Rechtsprechung / Oberlandesgericht Karlsruhe
Oberlandesgericht Karlsruhe Beschluss vom 05.12.2006 – 16 WF 194/06
Tenor
Die sofortige Beschwerde der Klägerin gegen den ihr Prozesskostenhilfe versagenden Beschluss des Amtsgerichts - Familiengericht - Mosbach vom 14. September 2006 wird zurückgewiesen.

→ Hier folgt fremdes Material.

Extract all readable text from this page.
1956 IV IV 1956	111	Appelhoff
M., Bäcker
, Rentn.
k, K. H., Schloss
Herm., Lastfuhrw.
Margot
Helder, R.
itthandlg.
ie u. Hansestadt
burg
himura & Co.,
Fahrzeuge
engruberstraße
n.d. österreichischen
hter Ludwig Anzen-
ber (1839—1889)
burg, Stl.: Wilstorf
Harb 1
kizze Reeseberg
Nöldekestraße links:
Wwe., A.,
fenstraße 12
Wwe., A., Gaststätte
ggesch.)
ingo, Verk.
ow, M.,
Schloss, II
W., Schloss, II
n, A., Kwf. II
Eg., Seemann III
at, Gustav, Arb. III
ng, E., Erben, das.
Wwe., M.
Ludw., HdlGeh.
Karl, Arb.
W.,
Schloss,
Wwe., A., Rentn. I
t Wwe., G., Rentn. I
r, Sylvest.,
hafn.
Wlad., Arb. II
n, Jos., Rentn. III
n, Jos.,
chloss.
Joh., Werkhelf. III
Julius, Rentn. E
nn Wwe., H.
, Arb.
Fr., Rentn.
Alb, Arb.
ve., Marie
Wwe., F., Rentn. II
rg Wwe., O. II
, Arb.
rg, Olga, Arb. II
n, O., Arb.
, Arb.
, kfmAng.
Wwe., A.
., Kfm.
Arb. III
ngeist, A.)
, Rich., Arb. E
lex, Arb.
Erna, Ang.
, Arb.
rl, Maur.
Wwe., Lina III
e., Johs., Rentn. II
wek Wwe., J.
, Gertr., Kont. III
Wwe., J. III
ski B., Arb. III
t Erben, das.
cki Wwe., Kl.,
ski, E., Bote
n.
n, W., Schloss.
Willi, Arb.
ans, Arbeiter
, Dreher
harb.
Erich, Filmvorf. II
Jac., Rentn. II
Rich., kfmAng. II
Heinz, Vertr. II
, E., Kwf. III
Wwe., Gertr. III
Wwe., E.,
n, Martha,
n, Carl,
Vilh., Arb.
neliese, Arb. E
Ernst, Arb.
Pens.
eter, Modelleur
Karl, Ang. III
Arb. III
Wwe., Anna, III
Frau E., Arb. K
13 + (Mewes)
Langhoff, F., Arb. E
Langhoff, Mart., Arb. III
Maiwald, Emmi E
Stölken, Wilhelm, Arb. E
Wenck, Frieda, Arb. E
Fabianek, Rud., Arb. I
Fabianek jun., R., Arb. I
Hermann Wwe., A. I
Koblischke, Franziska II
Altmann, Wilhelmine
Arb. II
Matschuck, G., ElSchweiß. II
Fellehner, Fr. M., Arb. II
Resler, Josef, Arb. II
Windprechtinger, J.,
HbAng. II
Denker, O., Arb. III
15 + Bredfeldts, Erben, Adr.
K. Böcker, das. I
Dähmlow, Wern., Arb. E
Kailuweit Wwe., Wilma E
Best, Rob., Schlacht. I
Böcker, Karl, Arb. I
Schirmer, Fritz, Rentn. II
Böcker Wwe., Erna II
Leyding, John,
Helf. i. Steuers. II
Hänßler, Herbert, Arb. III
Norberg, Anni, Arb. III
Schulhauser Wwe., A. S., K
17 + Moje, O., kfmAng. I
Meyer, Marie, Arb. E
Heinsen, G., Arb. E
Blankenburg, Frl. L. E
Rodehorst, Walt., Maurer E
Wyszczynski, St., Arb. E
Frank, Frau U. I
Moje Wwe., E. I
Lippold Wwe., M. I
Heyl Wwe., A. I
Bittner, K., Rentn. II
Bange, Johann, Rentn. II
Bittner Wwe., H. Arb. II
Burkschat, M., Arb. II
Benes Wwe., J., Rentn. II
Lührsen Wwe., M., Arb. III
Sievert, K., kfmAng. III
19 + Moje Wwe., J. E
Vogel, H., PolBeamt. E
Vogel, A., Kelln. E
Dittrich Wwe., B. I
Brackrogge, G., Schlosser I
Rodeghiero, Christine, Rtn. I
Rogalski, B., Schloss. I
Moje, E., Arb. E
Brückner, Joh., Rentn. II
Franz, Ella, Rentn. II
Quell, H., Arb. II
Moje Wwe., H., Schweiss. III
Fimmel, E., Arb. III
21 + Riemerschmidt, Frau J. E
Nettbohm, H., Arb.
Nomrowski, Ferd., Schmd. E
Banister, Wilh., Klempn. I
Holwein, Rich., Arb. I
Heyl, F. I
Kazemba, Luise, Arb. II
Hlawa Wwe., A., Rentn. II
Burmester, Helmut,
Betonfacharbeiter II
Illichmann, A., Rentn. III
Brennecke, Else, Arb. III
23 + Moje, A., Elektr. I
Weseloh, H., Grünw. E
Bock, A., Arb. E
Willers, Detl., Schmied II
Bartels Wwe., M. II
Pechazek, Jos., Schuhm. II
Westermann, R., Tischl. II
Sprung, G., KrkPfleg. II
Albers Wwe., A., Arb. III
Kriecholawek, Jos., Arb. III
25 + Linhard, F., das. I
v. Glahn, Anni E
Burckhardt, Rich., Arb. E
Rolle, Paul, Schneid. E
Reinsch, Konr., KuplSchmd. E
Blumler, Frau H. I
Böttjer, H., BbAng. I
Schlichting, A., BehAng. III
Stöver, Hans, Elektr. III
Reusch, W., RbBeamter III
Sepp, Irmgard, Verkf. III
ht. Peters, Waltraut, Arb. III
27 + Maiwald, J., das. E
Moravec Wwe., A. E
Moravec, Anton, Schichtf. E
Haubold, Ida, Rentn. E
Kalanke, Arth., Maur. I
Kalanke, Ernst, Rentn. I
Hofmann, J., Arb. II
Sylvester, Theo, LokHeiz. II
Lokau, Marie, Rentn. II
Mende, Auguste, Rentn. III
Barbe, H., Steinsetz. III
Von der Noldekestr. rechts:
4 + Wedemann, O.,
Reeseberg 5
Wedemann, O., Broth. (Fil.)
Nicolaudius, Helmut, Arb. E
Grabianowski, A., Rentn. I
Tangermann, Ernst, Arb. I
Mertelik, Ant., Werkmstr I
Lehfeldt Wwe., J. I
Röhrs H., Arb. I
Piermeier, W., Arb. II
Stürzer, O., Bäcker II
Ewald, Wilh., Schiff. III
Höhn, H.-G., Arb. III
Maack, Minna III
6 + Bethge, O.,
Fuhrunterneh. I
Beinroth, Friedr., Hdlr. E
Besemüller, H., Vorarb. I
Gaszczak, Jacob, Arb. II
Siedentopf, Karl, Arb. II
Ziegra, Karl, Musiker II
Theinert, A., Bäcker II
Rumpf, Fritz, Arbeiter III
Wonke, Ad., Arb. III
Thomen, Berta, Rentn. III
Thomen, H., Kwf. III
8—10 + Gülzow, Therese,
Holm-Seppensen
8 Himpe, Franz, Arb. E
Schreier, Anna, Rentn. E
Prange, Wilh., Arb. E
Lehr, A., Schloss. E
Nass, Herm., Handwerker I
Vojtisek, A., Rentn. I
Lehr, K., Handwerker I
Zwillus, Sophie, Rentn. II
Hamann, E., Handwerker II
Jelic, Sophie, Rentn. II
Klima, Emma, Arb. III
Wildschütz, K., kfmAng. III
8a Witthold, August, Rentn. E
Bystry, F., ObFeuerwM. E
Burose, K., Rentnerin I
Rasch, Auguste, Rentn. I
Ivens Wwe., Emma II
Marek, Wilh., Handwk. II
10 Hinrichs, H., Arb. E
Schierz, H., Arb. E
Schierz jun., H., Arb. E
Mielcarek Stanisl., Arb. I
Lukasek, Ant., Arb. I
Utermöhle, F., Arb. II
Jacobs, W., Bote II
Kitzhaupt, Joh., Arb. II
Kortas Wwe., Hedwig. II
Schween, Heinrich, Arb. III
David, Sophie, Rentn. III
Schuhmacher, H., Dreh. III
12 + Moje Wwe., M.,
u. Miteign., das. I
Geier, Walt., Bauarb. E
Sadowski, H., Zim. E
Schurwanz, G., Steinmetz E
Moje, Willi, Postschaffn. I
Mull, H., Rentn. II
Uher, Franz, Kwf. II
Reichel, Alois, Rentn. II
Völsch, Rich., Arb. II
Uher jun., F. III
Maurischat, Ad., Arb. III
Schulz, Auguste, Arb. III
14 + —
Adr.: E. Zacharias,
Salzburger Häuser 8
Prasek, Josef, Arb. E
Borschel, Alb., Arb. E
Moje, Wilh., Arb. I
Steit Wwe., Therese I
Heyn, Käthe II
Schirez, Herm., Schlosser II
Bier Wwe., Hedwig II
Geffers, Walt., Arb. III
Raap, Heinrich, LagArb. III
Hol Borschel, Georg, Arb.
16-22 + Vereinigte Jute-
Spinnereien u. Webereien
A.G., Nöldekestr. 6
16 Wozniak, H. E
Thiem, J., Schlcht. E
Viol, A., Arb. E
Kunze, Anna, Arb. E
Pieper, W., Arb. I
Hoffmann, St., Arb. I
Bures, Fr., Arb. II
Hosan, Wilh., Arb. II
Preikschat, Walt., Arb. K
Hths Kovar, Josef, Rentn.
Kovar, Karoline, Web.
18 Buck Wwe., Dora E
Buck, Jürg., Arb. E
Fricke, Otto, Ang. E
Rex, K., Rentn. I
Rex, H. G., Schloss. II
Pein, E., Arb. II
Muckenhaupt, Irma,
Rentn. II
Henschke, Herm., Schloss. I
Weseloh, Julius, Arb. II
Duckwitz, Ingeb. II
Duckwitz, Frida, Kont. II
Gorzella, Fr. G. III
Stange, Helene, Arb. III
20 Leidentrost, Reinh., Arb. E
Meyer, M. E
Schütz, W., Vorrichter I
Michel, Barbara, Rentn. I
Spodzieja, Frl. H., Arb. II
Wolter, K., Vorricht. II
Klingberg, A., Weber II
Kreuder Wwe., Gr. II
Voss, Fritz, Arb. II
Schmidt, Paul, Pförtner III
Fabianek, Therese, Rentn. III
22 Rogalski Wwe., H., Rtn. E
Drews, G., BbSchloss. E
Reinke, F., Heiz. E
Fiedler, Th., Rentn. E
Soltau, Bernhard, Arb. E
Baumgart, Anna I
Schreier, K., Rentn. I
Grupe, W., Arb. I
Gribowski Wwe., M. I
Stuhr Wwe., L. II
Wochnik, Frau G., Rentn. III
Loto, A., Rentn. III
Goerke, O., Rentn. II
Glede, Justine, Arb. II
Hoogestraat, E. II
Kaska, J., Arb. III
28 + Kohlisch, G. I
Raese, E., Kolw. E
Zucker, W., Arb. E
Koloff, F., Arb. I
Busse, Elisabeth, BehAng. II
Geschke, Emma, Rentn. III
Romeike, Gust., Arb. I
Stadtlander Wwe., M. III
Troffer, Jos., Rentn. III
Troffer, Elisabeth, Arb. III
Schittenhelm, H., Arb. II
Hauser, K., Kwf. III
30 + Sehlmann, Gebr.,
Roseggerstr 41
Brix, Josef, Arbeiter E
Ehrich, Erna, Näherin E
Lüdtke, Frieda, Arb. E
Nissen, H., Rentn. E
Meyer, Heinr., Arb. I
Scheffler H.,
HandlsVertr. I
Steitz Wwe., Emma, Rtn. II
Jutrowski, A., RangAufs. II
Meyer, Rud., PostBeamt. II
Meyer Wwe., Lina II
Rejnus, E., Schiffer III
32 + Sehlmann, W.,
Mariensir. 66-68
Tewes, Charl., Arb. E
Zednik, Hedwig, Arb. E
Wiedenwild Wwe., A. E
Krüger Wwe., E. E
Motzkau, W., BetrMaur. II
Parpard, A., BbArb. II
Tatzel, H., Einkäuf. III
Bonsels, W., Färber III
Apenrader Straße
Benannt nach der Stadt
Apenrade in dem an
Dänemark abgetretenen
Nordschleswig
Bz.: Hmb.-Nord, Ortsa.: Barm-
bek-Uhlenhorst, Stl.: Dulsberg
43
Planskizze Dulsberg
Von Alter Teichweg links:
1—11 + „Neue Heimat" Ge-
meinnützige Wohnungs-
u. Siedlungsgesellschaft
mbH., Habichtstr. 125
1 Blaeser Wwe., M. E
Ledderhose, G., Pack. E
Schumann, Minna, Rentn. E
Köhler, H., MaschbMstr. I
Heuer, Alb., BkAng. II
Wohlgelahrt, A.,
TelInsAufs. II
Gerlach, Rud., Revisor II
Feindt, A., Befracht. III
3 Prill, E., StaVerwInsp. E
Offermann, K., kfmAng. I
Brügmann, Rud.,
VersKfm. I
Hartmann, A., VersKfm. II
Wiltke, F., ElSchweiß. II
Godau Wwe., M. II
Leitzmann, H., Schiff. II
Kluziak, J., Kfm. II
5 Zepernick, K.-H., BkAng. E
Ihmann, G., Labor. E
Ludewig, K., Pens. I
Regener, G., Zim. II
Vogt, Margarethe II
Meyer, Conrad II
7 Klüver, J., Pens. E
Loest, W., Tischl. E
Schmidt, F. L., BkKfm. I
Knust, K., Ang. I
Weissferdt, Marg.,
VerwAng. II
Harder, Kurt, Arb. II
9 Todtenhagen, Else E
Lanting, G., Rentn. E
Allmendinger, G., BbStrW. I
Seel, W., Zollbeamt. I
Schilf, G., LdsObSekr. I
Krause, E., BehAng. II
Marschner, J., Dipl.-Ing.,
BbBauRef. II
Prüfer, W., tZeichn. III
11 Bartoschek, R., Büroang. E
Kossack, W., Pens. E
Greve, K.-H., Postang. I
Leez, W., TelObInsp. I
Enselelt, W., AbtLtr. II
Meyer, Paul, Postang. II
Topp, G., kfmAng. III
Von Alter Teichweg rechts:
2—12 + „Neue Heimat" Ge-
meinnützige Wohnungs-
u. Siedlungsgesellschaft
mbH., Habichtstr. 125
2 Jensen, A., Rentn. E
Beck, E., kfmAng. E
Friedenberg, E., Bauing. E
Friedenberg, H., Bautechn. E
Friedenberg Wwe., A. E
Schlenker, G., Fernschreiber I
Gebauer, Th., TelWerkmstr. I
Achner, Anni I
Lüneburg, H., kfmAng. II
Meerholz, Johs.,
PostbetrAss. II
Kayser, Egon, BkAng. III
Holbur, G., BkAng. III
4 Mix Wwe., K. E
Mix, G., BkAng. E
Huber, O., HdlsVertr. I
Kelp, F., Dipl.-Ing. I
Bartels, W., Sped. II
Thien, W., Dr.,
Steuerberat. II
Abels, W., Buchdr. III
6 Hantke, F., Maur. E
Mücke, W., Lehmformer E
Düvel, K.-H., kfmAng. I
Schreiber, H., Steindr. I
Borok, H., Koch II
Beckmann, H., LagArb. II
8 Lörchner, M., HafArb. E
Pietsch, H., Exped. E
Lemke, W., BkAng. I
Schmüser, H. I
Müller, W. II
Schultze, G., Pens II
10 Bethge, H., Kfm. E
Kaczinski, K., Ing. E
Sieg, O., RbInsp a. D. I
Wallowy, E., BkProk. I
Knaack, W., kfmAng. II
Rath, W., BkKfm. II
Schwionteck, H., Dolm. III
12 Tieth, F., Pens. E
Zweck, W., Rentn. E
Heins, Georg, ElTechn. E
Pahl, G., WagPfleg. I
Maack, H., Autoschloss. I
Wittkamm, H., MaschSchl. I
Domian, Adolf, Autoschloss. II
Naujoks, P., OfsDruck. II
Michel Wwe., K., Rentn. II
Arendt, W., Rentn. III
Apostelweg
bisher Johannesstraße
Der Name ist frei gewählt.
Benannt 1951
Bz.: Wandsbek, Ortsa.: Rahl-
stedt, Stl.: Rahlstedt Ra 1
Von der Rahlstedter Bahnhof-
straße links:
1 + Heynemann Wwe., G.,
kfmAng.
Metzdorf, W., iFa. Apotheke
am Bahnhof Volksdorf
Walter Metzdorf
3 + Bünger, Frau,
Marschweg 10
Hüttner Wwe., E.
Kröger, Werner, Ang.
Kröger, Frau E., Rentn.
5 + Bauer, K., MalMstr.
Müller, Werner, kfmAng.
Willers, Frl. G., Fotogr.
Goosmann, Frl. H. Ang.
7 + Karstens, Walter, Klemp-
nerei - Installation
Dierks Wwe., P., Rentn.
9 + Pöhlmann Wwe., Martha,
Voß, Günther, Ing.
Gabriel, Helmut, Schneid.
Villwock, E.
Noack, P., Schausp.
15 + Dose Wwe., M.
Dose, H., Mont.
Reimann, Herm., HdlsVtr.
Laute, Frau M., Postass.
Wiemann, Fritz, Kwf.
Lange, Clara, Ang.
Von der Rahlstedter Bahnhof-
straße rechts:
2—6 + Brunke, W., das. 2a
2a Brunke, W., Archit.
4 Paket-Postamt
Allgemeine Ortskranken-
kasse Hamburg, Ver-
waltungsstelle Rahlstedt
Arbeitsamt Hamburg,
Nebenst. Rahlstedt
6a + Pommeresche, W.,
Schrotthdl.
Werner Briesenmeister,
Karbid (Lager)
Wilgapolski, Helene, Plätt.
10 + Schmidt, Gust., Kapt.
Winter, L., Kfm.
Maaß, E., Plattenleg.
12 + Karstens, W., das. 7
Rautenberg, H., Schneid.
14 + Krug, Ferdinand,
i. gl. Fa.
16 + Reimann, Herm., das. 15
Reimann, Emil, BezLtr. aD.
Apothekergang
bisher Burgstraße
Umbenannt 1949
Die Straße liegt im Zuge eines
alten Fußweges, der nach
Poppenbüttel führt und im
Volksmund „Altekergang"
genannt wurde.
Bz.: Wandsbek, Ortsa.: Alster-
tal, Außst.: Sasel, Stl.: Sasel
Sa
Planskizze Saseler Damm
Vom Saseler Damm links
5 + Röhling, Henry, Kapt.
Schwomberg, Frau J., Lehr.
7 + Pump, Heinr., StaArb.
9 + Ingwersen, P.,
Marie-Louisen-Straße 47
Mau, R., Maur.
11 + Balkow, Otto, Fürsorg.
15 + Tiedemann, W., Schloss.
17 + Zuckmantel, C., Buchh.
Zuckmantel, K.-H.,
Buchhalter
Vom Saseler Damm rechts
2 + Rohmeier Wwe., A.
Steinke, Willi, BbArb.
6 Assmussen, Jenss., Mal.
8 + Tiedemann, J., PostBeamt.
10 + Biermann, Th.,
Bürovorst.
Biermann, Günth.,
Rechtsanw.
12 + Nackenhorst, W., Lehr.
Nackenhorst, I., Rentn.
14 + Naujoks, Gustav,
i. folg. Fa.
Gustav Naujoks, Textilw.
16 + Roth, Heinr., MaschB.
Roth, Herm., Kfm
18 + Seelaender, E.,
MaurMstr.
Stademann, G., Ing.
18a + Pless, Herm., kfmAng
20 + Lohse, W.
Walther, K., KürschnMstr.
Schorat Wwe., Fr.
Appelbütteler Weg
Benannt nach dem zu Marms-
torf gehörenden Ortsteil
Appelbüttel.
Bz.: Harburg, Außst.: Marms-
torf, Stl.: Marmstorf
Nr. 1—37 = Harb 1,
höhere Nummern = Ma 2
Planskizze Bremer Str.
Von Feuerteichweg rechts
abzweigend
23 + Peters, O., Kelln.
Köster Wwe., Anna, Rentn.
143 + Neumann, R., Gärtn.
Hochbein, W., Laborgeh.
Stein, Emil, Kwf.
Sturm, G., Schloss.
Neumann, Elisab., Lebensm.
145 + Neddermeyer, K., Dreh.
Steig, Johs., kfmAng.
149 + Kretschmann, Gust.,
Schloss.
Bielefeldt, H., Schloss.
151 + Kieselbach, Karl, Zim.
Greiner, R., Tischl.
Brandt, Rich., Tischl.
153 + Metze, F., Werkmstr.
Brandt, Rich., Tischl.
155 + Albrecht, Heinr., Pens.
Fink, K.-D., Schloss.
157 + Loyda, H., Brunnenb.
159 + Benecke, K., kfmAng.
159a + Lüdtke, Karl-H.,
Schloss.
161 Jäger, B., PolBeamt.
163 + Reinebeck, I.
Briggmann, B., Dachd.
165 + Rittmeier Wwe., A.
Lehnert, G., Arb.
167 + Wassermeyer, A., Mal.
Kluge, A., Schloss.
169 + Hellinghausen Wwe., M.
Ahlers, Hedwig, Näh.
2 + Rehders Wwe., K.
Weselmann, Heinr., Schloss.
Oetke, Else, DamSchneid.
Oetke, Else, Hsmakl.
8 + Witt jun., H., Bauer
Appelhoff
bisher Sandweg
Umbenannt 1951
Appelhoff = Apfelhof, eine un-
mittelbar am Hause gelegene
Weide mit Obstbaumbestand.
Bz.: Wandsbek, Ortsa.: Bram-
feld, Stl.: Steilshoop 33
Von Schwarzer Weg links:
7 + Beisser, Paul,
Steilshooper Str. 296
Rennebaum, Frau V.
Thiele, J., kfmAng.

Beschwerdegebühr: 50 EUR (GKG KV Nr. 1811).
Gründe
Die Parteien, getrennt lebende Eheleute, sind Rentner. Die Rente des Beklagten beträgt 950 EUR, die der Klägerin 450 EUR. Die Klägerin will den Beklagten auf einen Monatsunterhalt von 60 EUR in Anspruch nehmen. Das Amtsgericht hat Prozesskostenhilfe versagt. Der Selbstbehalt des Beklagten liege bei 935 EUR. Ein rechnerischer Unterhalt von 15 EUR sei als zu geringfügig nicht zuzusprechen.
Die hiergegen gerichtete sofortige Beschwerde der Klägerin hat keinen Erfolg.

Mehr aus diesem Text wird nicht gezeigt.